An accident brings sudden change to life, but Alzheimer's disease is a slow process that twists and disfigures thinking processes and personality and forever changes a person's relationships. The realization that dementia is manifesting itself comes to family and friends in gradual stages, and the coping strategies are painfully wrought.
        My father, Neil J. Niemi, had experienced an extraordinary life before Alzheimer's disease took hold of his mind his last eight years. His life encompassed more change than will likely be duplicated on this planet as he moved from handling a horse-drawn plow to helping plot the trajectory patterns for man landing on the moon.
        His Finnish parents were drawn to North America by promise of free land on the Saskatchewan prairies. He and a twin brother were born in January, 1913, during a blizzard. One of the babies was fat and content; the other was skinny and screaming. The family feared one wouldn't survive, and they were right: the fat baby died and the skinny one lived and was named Niello Johann or Neil John.
        Neil's upbringing followed the immigrant tradition of minimal schooling and much work on the farm to ensure family survival. Neil displayed extraordinary ability, especially in mathematics. The teacher in the one-room schoolhouse would write a long list of numbers on the chalkboard for an addition exercise; Neil would walk up to the board and write the answer without calculation.
        Formal schooling ended in grade eight, as was customary on the prairies in the 1920s, and Neil spent years working the family farm with his ten brothers and sisters, and tinkering in the family's blacksmith shop. A younger sister who had resolutely pressed on with her education and become a teacher nagged her shy, bookish older brother to complete high school by correspondence course. He studied in the hayloft and favored science, technology, and mathematics. One book on electronics had symbols which he at first skipped, but then realized had to be learned. He ordered a book on trigonometry and taught himself the subject in two weeks.
        His grades were so good that he won a scholarship to the University of Saskatchewan in 1939 to study physics. He was twenty-six and continued to excel in his field, married a school teacher from his district, undertook graduate study, and immigrated to the States with his wife and daughter in the late 1940s. When Sputnik changed world history in 1957, Neil was transferred by the Chrysler Corporation from automotive to space research, specialized in guidance systems, and worked with Werner von Braun's team of rocket scientists spirited out of Hitler's Nazi Germany.
        After a successful career, parenting three daughters, retirement, and caring for a wife with Parkinson's disease until her death, Neil, in his mid-seventies, began to display signs of what my two sisters and I determined to be dementia.
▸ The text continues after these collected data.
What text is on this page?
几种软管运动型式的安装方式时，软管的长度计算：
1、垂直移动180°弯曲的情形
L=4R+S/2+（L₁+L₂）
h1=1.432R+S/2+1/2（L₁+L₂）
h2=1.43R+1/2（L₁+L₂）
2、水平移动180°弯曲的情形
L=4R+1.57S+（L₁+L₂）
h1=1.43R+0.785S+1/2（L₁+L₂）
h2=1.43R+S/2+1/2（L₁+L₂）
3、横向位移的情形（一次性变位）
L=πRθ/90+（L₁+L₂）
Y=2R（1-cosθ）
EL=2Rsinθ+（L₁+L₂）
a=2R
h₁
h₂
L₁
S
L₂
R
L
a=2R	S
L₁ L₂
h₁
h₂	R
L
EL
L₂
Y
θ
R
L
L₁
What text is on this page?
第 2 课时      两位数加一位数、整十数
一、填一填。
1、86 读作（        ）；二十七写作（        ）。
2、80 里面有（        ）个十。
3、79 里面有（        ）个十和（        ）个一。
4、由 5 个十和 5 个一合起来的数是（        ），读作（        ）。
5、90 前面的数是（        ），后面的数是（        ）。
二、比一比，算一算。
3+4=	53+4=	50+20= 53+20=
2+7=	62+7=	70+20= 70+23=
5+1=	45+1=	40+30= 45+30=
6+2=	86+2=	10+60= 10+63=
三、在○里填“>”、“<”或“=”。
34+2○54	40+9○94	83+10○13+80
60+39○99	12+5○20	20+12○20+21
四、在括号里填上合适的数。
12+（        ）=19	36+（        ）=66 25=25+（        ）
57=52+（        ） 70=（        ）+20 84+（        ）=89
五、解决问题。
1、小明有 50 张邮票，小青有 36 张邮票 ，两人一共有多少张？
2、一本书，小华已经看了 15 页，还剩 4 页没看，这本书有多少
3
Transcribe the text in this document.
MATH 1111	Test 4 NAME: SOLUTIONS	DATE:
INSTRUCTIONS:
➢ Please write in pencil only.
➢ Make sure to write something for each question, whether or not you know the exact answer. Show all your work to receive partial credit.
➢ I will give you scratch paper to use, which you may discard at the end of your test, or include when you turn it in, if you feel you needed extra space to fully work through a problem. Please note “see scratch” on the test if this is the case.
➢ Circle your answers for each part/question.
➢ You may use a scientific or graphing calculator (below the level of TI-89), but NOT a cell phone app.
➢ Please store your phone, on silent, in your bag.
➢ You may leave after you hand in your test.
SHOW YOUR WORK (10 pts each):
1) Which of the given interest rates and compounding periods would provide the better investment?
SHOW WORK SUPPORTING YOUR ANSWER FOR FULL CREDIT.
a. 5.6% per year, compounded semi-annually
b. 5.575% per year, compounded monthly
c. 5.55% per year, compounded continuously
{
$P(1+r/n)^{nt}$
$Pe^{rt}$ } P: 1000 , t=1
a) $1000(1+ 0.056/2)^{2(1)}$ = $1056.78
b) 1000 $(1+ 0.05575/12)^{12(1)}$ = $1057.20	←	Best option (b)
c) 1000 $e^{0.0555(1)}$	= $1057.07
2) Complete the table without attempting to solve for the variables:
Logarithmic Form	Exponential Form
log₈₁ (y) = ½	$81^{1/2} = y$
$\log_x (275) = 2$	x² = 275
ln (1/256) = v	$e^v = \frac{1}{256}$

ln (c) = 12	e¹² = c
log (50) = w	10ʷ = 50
I discovered wizened, blackened vegetables on a shelf in the utility room identified only by the shriveled bag around their mummified remains announcing "carrots" and wedged between old magazines and tools. Neil claimed ubiquitous, crafty thieves and mischief makers broke into his house and stole keys, hid favorite sweaters, and diluted the hand lotion. He displayed a franticness, a frenzy when he couldn't remember routines. My sisters and I struggled to respond rationally to his irrational behavior and fears.